The distribution is far from normal, though we will embed the similar check in the function below.

In [None]:
def AB_testing(df, group, target):
    
    from scipy.stats import shapiro
    import scipy.stats as stats
    
    groupA = df[df[group] == "A"][target]
    groupB = df[df[group] == "B"][target]
    
    # Normality test
    normalA = shapiro(groupA)[1] < 0.05 # α = 0.05 threshold
    normalB = shapiro(groupB)[1] < 0.05
    # H0 hypothesis: Distribution is Normal = False
    # H1 hypothesis: Distribution is not Normal = True
    
    if (normalA == False) & (normalB == False): # "H0: Normal Distribution"

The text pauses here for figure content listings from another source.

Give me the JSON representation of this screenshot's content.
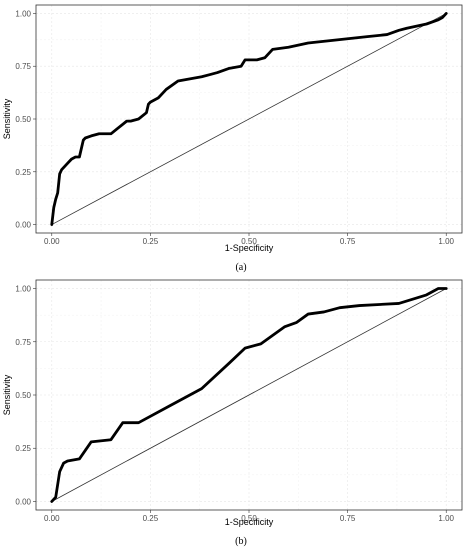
{
  "chart_data": [
    {
      "type": "line",
      "caption": "(a)",
      "xlabel": "1-Specificity",
      "ylabel": "Sensitivity",
      "xlim": [
        0,
        1
      ],
      "ylim": [
        0,
        1
      ],
      "xticks": [
        "0.00",
        "0.25",
        "0.50",
        "0.75",
        "1.00"
      ],
      "yticks": [
        "0.00",
        "0.25",
        "0.50",
        "0.75",
        "1.00"
      ],
      "grid": true,
      "reference_line": "diagonal",
      "series": [
        {
          "x": [
            0.0,
            0.005,
            0.01,
            0.015,
            0.02,
            0.025,
            0.03,
            0.04,
            0.05,
            0.06,
            0.07,
            0.08,
            0.085,
            0.1,
            0.12,
            0.15,
            0.17,
            0.19,
            0.2,
            0.22,
            0.24,
            0.245,
            0.25,
            0.27,
            0.28,
            0.29,
            0.32,
            0.35,
            0.38,
            0.4,
            0.42,
            0.45,
            0.48,
            0.49,
            0.52,
            0.54,
            0.56,
            0.6,
            0.65,
            0.7,
            0.75,
            0.8,
            0.85,
            0.88,
            0.9,
            0.95,
            0.98,
            0.99,
            1.0
          ],
          "y": [
            0.0,
            0.08,
            0.12,
            0.15,
            0.24,
            0.26,
            0.27,
            0.29,
            0.31,
            0.32,
            0.32,
            0.4,
            0.41,
            0.42,
            0.43,
            0.43,
            0.46,
            0.49,
            0.49,
            0.5,
            0.53,
            0.57,
            0.58,
            0.6,
            0.62,
            0.64,
            0.68,
            0.69,
            0.7,
            0.71,
            0.72,
            0.74,
            0.75,
            0.78,
            0.78,
            0.79,
            0.83,
            0.84,
            0.86,
            0.87,
            0.88,
            0.89,
            0.9,
            0.92,
            0.93,
            0.95,
            0.97,
            0.98,
            1.0
          ]
        }
      ]
    },
    {
      "type": "line",
      "caption": "(b)",
      "xlabel": "1-Specificity",
      "ylabel": "Sensitivity",
      "xlim": [
        0,
        1
      ],
      "ylim": [
        0,
        1
      ],
      "xticks": [
        "0.00",
        "0.25",
        "0.50",
        "0.75",
        "1.00"
      ],
      "yticks": [
        "0.00",
        "0.25",
        "0.50",
        "0.75",
        "1.00"
      ],
      "grid": true,
      "reference_line": "diagonal",
      "series": [
        {
          "x": [
            0.0,
            0.01,
            0.02,
            0.03,
            0.04,
            0.07,
            0.1,
            0.15,
            0.18,
            0.22,
            0.3,
            0.38,
            0.45,
            0.49,
            0.53,
            0.59,
            0.62,
            0.65,
            0.69,
            0.73,
            0.78,
            0.88,
            0.95,
            0.98,
            1.0
          ],
          "y": [
            0.0,
            0.02,
            0.14,
            0.18,
            0.19,
            0.2,
            0.28,
            0.29,
            0.37,
            0.37,
            0.45,
            0.53,
            0.65,
            0.72,
            0.74,
            0.82,
            0.84,
            0.88,
            0.89,
            0.91,
            0.92,
            0.93,
            0.97,
            1.0,
            1.0
          ]
        }
      ]
    }
  ]
}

        # Homogeneity of variances test
        leveneTest = stats.levene(groupA, groupB)[1] < 0.05
        # H0: Homogeneous variances = False
        # H1: Heterogeneous variances = True
        
        if leveneTest == False:
            # Homogeneous -> T0test
            ttest = stats.ttest_ind(groupA, groupB, equal_var=True)[1]

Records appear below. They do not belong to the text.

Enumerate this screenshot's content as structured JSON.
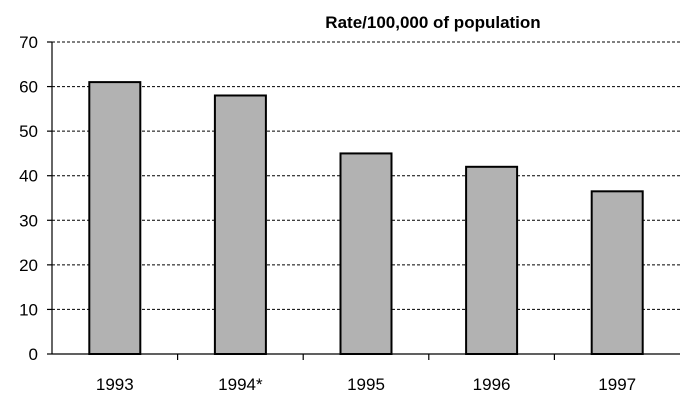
{
  "chart_data": {
    "type": "bar",
    "title": "Rate/100,000 of population",
    "xlabel": "",
    "ylabel": "",
    "categories": [
      "1993",
      "1994*",
      "1995",
      "1996",
      "1997"
    ],
    "values": [
      61,
      58,
      45,
      42,
      36.5
    ],
    "ylim": [
      0,
      70
    ],
    "yticks": [
      0,
      10,
      20,
      30,
      40,
      50,
      60,
      70
    ],
    "grid": true,
    "legend": "none",
    "bar_color": "#b2b2b2"
  }
}
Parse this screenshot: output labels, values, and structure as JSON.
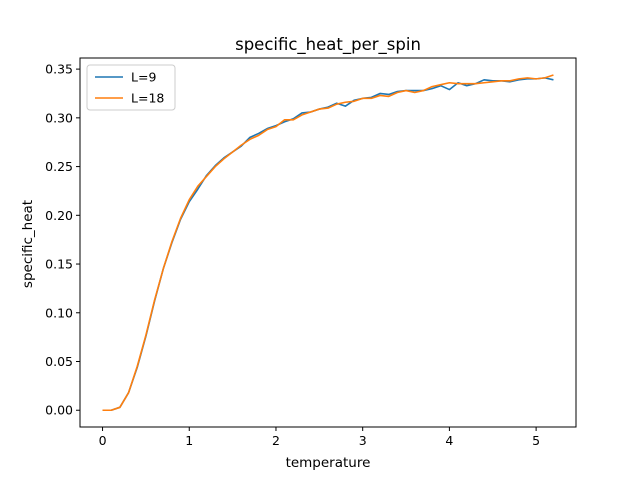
{
  "chart_data": {
    "type": "line",
    "title": "specific_heat_per_spin",
    "xlabel": "temperature",
    "ylabel": "specific_heat",
    "xlim": [
      -0.26,
      5.46
    ],
    "ylim": [
      -0.0172,
      0.3614
    ],
    "xticks": [
      0,
      1,
      2,
      3,
      4,
      5
    ],
    "xtick_labels": [
      "0",
      "1",
      "2",
      "3",
      "4",
      "5"
    ],
    "yticks": [
      0.0,
      0.05,
      0.1,
      0.15,
      0.2,
      0.25,
      0.3,
      0.35
    ],
    "ytick_labels": [
      "0.00",
      "0.05",
      "0.10",
      "0.15",
      "0.20",
      "0.25",
      "0.30",
      "0.35"
    ],
    "grid": false,
    "legend_position": "top-left",
    "x": [
      0.0,
      0.1,
      0.2,
      0.3,
      0.4,
      0.5,
      0.6,
      0.7,
      0.8,
      0.9,
      1.0,
      1.1,
      1.2,
      1.3,
      1.4,
      1.5,
      1.6,
      1.7,
      1.8,
      1.9,
      2.0,
      2.1,
      2.2,
      2.3,
      2.4,
      2.5,
      2.6,
      2.7,
      2.8,
      2.9,
      3.0,
      3.1,
      3.2,
      3.3,
      3.4,
      3.5,
      3.6,
      3.7,
      3.8,
      3.9,
      4.0,
      4.1,
      4.2,
      4.3,
      4.4,
      4.5,
      4.6,
      4.7,
      4.8,
      4.9,
      5.0,
      5.1,
      5.2
    ],
    "series": [
      {
        "name": "L=9",
        "color": "#1f77b4",
        "values": [
          0.0,
          0.0,
          0.003,
          0.018,
          0.044,
          0.076,
          0.112,
          0.145,
          0.172,
          0.196,
          0.214,
          0.227,
          0.241,
          0.251,
          0.259,
          0.265,
          0.271,
          0.28,
          0.284,
          0.289,
          0.292,
          0.296,
          0.299,
          0.305,
          0.306,
          0.309,
          0.311,
          0.315,
          0.312,
          0.318,
          0.32,
          0.321,
          0.325,
          0.324,
          0.327,
          0.328,
          0.328,
          0.328,
          0.33,
          0.333,
          0.329,
          0.336,
          0.333,
          0.335,
          0.339,
          0.338,
          0.338,
          0.337,
          0.339,
          0.34,
          0.34,
          0.341,
          0.339
        ]
      },
      {
        "name": "L=18",
        "color": "#ff7f0e",
        "values": [
          0.0,
          0.0,
          0.003,
          0.018,
          0.045,
          0.077,
          0.113,
          0.145,
          0.173,
          0.197,
          0.216,
          0.23,
          0.24,
          0.25,
          0.258,
          0.265,
          0.272,
          0.278,
          0.282,
          0.288,
          0.291,
          0.298,
          0.298,
          0.303,
          0.306,
          0.309,
          0.31,
          0.314,
          0.316,
          0.317,
          0.32,
          0.32,
          0.323,
          0.322,
          0.326,
          0.328,
          0.326,
          0.328,
          0.332,
          0.334,
          0.336,
          0.335,
          0.335,
          0.335,
          0.336,
          0.337,
          0.338,
          0.338,
          0.34,
          0.341,
          0.34,
          0.341,
          0.344
        ]
      }
    ]
  }
}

            # H0: R1 == R2 => False (R - retention)
            # H1: R1 != R2 => True
        else:
            # Heterogeneous
            ttest = stats.ttest_ind(groupA, groupB, equal_var=False)[1] # equal_var is used for Welch test
            # H0: R1 == R2 => False (R - retention)

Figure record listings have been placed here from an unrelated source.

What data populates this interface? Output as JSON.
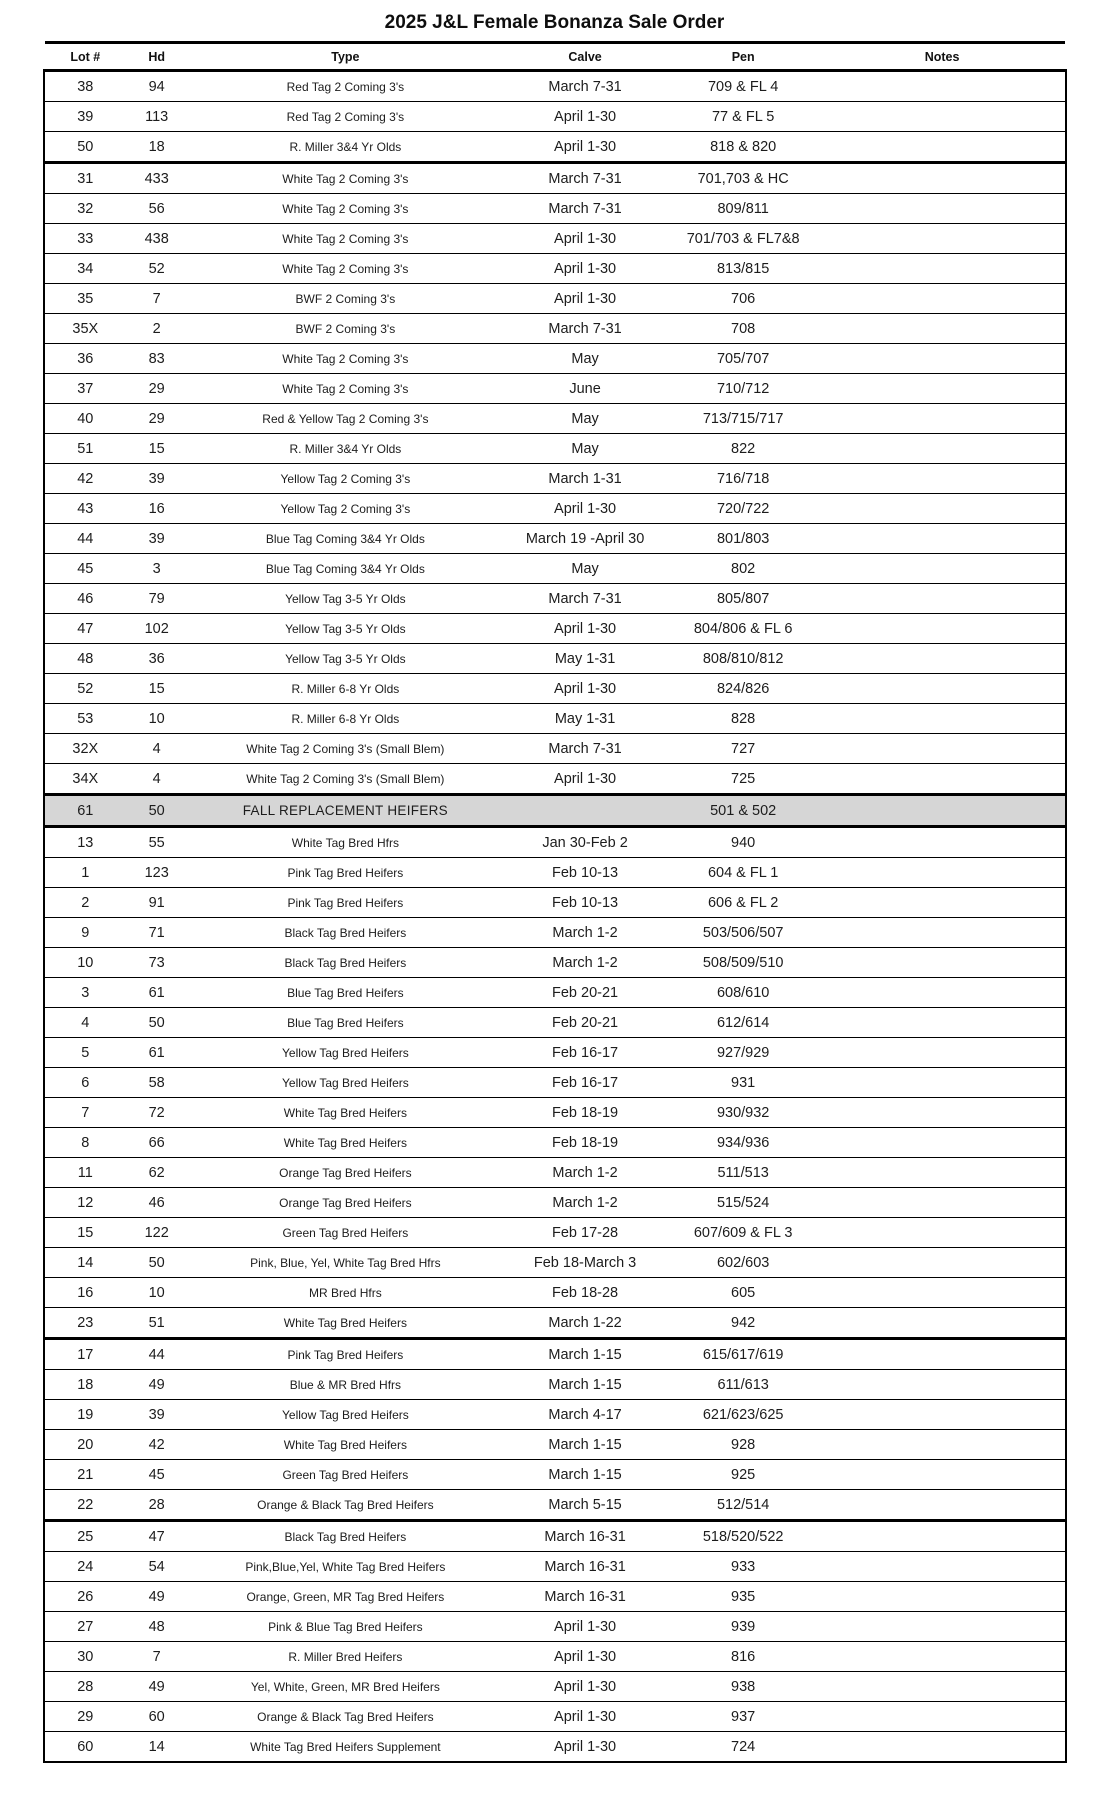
{
  "title": "2025 J&L Female Bonanza Sale Order",
  "colors": {
    "border": "#000000",
    "text": "#1a1a1a",
    "row_highlight_bg": "#d6d6d6"
  },
  "table": {
    "columns": [
      "Lot #",
      "Hd",
      "Type",
      "Calve",
      "Pen",
      "Notes"
    ],
    "rows": [
      {
        "lot": "38",
        "hd": "94",
        "type": "Red Tag 2 Coming 3's",
        "calve": "March 7-31",
        "pen": "709 & FL 4",
        "notes": ""
      },
      {
        "lot": "39",
        "hd": "113",
        "type": "Red Tag 2 Coming 3's",
        "calve": "April 1-30",
        "pen": "77 & FL 5",
        "notes": ""
      },
      {
        "lot": "50",
        "hd": "18",
        "type": "R. Miller 3&4 Yr Olds",
        "calve": "April 1-30",
        "pen": "818 & 820",
        "notes": ""
      },
      {
        "lot": "31",
        "hd": "433",
        "type": "White Tag 2 Coming 3's",
        "calve": "March 7-31",
        "pen": "701,703 & HC",
        "notes": "",
        "section_break": true
      },
      {
        "lot": "32",
        "hd": "56",
        "type": "White Tag 2 Coming 3's",
        "calve": "March 7-31",
        "pen": "809/811",
        "notes": ""
      },
      {
        "lot": "33",
        "hd": "438",
        "type": "White Tag 2 Coming 3's",
        "calve": "April 1-30",
        "pen": "701/703 & FL7&8",
        "notes": ""
      },
      {
        "lot": "34",
        "hd": "52",
        "type": "White Tag 2 Coming 3's",
        "calve": "April 1-30",
        "pen": "813/815",
        "notes": ""
      },
      {
        "lot": "35",
        "hd": "7",
        "type": "BWF 2 Coming 3's",
        "calve": "April 1-30",
        "pen": "706",
        "notes": ""
      },
      {
        "lot": "35X",
        "hd": "2",
        "type": "BWF 2 Coming 3's",
        "calve": "March 7-31",
        "pen": "708",
        "notes": ""
      },
      {
        "lot": "36",
        "hd": "83",
        "type": "White Tag 2 Coming 3's",
        "calve": "May",
        "pen": "705/707",
        "notes": ""
      },
      {
        "lot": "37",
        "hd": "29",
        "type": "White Tag 2 Coming 3's",
        "calve": "June",
        "pen": "710/712",
        "notes": ""
      },
      {
        "lot": "40",
        "hd": "29",
        "type": "Red & Yellow Tag 2 Coming 3's",
        "calve": "May",
        "pen": "713/715/717",
        "notes": ""
      },
      {
        "lot": "51",
        "hd": "15",
        "type": "R. Miller 3&4 Yr Olds",
        "calve": "May",
        "pen": "822",
        "notes": ""
      },
      {
        "lot": "42",
        "hd": "39",
        "type": "Yellow Tag 2 Coming 3's",
        "calve": "March 1-31",
        "pen": "716/718",
        "notes": ""
      },
      {
        "lot": "43",
        "hd": "16",
        "type": "Yellow Tag 2 Coming 3's",
        "calve": "April 1-30",
        "pen": "720/722",
        "notes": ""
      },
      {
        "lot": "44",
        "hd": "39",
        "type": "Blue Tag Coming 3&4 Yr Olds",
        "calve": "March 19 -April 30",
        "pen": "801/803",
        "notes": ""
      },
      {
        "lot": "45",
        "hd": "3",
        "type": "Blue Tag Coming 3&4 Yr Olds",
        "calve": "May",
        "pen": "802",
        "notes": ""
      },
      {
        "lot": "46",
        "hd": "79",
        "type": "Yellow Tag 3-5 Yr Olds",
        "calve": "March 7-31",
        "pen": "805/807",
        "notes": ""
      },
      {
        "lot": "47",
        "hd": "102",
        "type": "Yellow Tag 3-5 Yr Olds",
        "calve": "April 1-30",
        "pen": "804/806 & FL 6",
        "notes": ""
      },
      {
        "lot": "48",
        "hd": "36",
        "type": "Yellow Tag 3-5 Yr Olds",
        "calve": "May 1-31",
        "pen": "808/810/812",
        "notes": ""
      },
      {
        "lot": "52",
        "hd": "15",
        "type": "R. Miller 6-8 Yr Olds",
        "calve": "April 1-30",
        "pen": "824/826",
        "notes": ""
      },
      {
        "lot": "53",
        "hd": "10",
        "type": "R. Miller 6-8 Yr Olds",
        "calve": "May 1-31",
        "pen": "828",
        "notes": ""
      },
      {
        "lot": "32X",
        "hd": "4",
        "type": "White Tag 2 Coming 3's (Small Blem)",
        "calve": "March 7-31",
        "pen": "727",
        "notes": ""
      },
      {
        "lot": "34X",
        "hd": "4",
        "type": "White Tag 2 Coming 3's (Small Blem)",
        "calve": "April 1-30",
        "pen": "725",
        "notes": ""
      },
      {
        "lot": "61",
        "hd": "50",
        "type": "FALL REPLACEMENT HEIFERS",
        "calve": "",
        "pen": "501 & 502",
        "notes": "",
        "highlight": true,
        "section_break": true
      },
      {
        "lot": "13",
        "hd": "55",
        "type": "White Tag Bred Hfrs",
        "calve": "Jan 30-Feb 2",
        "pen": "940",
        "notes": "",
        "section_break": true
      },
      {
        "lot": "1",
        "hd": "123",
        "type": "Pink Tag Bred Heifers",
        "calve": "Feb 10-13",
        "pen": "604 & FL 1",
        "notes": ""
      },
      {
        "lot": "2",
        "hd": "91",
        "type": "Pink Tag Bred Heifers",
        "calve": "Feb 10-13",
        "pen": "606 & FL 2",
        "notes": ""
      },
      {
        "lot": "9",
        "hd": "71",
        "type": "Black Tag Bred Heifers",
        "calve": "March 1-2",
        "pen": "503/506/507",
        "notes": ""
      },
      {
        "lot": "10",
        "hd": "73",
        "type": "Black Tag Bred Heifers",
        "calve": "March 1-2",
        "pen": "508/509/510",
        "notes": ""
      },
      {
        "lot": "3",
        "hd": "61",
        "type": "Blue Tag Bred Heifers",
        "calve": "Feb 20-21",
        "pen": "608/610",
        "notes": ""
      },
      {
        "lot": "4",
        "hd": "50",
        "type": "Blue Tag Bred Heifers",
        "calve": "Feb 20-21",
        "pen": "612/614",
        "notes": ""
      },
      {
        "lot": "5",
        "hd": "61",
        "type": "Yellow Tag Bred Heifers",
        "calve": "Feb 16-17",
        "pen": "927/929",
        "notes": ""
      },
      {
        "lot": "6",
        "hd": "58",
        "type": "Yellow Tag Bred Heifers",
        "calve": "Feb 16-17",
        "pen": "931",
        "notes": ""
      },
      {
        "lot": "7",
        "hd": "72",
        "type": "White Tag Bred Heifers",
        "calve": "Feb 18-19",
        "pen": "930/932",
        "notes": ""
      },
      {
        "lot": "8",
        "hd": "66",
        "type": "White Tag Bred Heifers",
        "calve": "Feb 18-19",
        "pen": "934/936",
        "notes": ""
      },
      {
        "lot": "11",
        "hd": "62",
        "type": "Orange Tag Bred Heifers",
        "calve": "March 1-2",
        "pen": "511/513",
        "notes": ""
      },
      {
        "lot": "12",
        "hd": "46",
        "type": "Orange Tag Bred Heifers",
        "calve": "March 1-2",
        "pen": "515/524",
        "notes": ""
      },
      {
        "lot": "15",
        "hd": "122",
        "type": "Green Tag Bred Heifers",
        "calve": "Feb 17-28",
        "pen": "607/609 & FL 3",
        "notes": ""
      },
      {
        "lot": "14",
        "hd": "50",
        "type": "Pink, Blue, Yel, White Tag Bred Hfrs",
        "calve": "Feb 18-March 3",
        "pen": "602/603",
        "notes": ""
      },
      {
        "lot": "16",
        "hd": "10",
        "type": "MR Bred Hfrs",
        "calve": "Feb 18-28",
        "pen": "605",
        "notes": ""
      },
      {
        "lot": "23",
        "hd": "51",
        "type": "White Tag Bred Heifers",
        "calve": "March 1-22",
        "pen": "942",
        "notes": ""
      },
      {
        "lot": "17",
        "hd": "44",
        "type": "Pink Tag Bred Heifers",
        "calve": "March 1-15",
        "pen": "615/617/619",
        "notes": "",
        "section_break": true
      },
      {
        "lot": "18",
        "hd": "49",
        "type": "Blue & MR Bred Hfrs",
        "calve": "March 1-15",
        "pen": "611/613",
        "notes": ""
      },
      {
        "lot": "19",
        "hd": "39",
        "type": "Yellow Tag Bred Heifers",
        "calve": "March 4-17",
        "pen": "621/623/625",
        "notes": ""
      },
      {
        "lot": "20",
        "hd": "42",
        "type": "White Tag Bred Heifers",
        "calve": "March 1-15",
        "pen": "928",
        "notes": ""
      },
      {
        "lot": "21",
        "hd": "45",
        "type": "Green Tag Bred Heifers",
        "calve": "March 1-15",
        "pen": "925",
        "notes": ""
      },
      {
        "lot": "22",
        "hd": "28",
        "type": "Orange & Black Tag Bred Heifers",
        "calve": "March 5-15",
        "pen": "512/514",
        "notes": ""
      },
      {
        "lot": "25",
        "hd": "47",
        "type": "Black Tag Bred Heifers",
        "calve": "March 16-31",
        "pen": "518/520/522",
        "notes": "",
        "section_break": true
      },
      {
        "lot": "24",
        "hd": "54",
        "type": "Pink,Blue,Yel, White Tag Bred Heifers",
        "calve": "March 16-31",
        "pen": "933",
        "notes": ""
      },
      {
        "lot": "26",
        "hd": "49",
        "type": "Orange, Green, MR Tag Bred Heifers",
        "calve": "March 16-31",
        "pen": "935",
        "notes": ""
      },
      {
        "lot": "27",
        "hd": "48",
        "type": "Pink & Blue Tag Bred Heifers",
        "calve": "April 1-30",
        "pen": "939",
        "notes": ""
      },
      {
        "lot": "30",
        "hd": "7",
        "type": "R. Miller Bred Heifers",
        "calve": "April 1-30",
        "pen": "816",
        "notes": ""
      },
      {
        "lot": "28",
        "hd": "49",
        "type": "Yel, White, Green, MR Bred Heifers",
        "calve": "April 1-30",
        "pen": "938",
        "notes": ""
      },
      {
        "lot": "29",
        "hd": "60",
        "type": "Orange & Black Tag Bred Heifers",
        "calve": "April 1-30",
        "pen": "937",
        "notes": ""
      },
      {
        "lot": "60",
        "hd": "14",
        "type": "White Tag Bred Heifers Supplement",
        "calve": "April 1-30",
        "pen": "724",
        "notes": ""
      }
    ]
  }
}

            # H1: R1 != R2 => True
    else:
        # Non-Parametric Test
        ttest = stats.mannwhitneyu(groupA, groupB)[1] 
        # H0: R1 == R2 => False (R - retention)
        # H1: R1 != R2 => True
        
    # Result
    result = pd.DataFrame({
        "A/B Hypothesis":[ttest < 0.05], 
        "p-value":[ttest]
    })
    result["Test Type"] = np.where((normalA == False) & (normalB == False), "Parametric (normal dist.)", "Non-Parametric (not normal dist.)")
    result["A/B Hypothesis"] = np.where(result["A/B Hypothesis"] == False, "Do not reject H0.", "Reject H0, accept H1.")
    result["Comment"] = np.where(result["A/B Hypothesis"] == "Do not reject H0", "A/B groups are similar in performance.", "Difference in A/B is statistically significant.")
    
    # Columns
    if (normalA == False) & (normalB == False):
        result["Homogeneity"] = np.where(leveneTest == False, "Yes", "No")
        result = result[["Test Type", "Homogeneity","A/B Hypothesis", "p-value", "Comment"]]
    else:
        result = result[["Test Type","A/B Hypothesis", "p-value", "Comment"]]
    
    # Print Hypothesis
    print("# A/B hypotheses testing:")
    print("H0: A == B")
    print("H1: A != B", "\n")
    
    return result
    
    
    
# Apply A/B Testing
AB_testing(df=df, group = "version", target = "sum_gamerounds")

# 4. Interpreting results

The analysis indicates that there is a statistically significant difference between two groups in terms of moving the first gate from level 30 to level 40 for game rounds.

The conclusion is as follows: if we want to keep retention rate high — we should not move the gate from level 30 to level 40.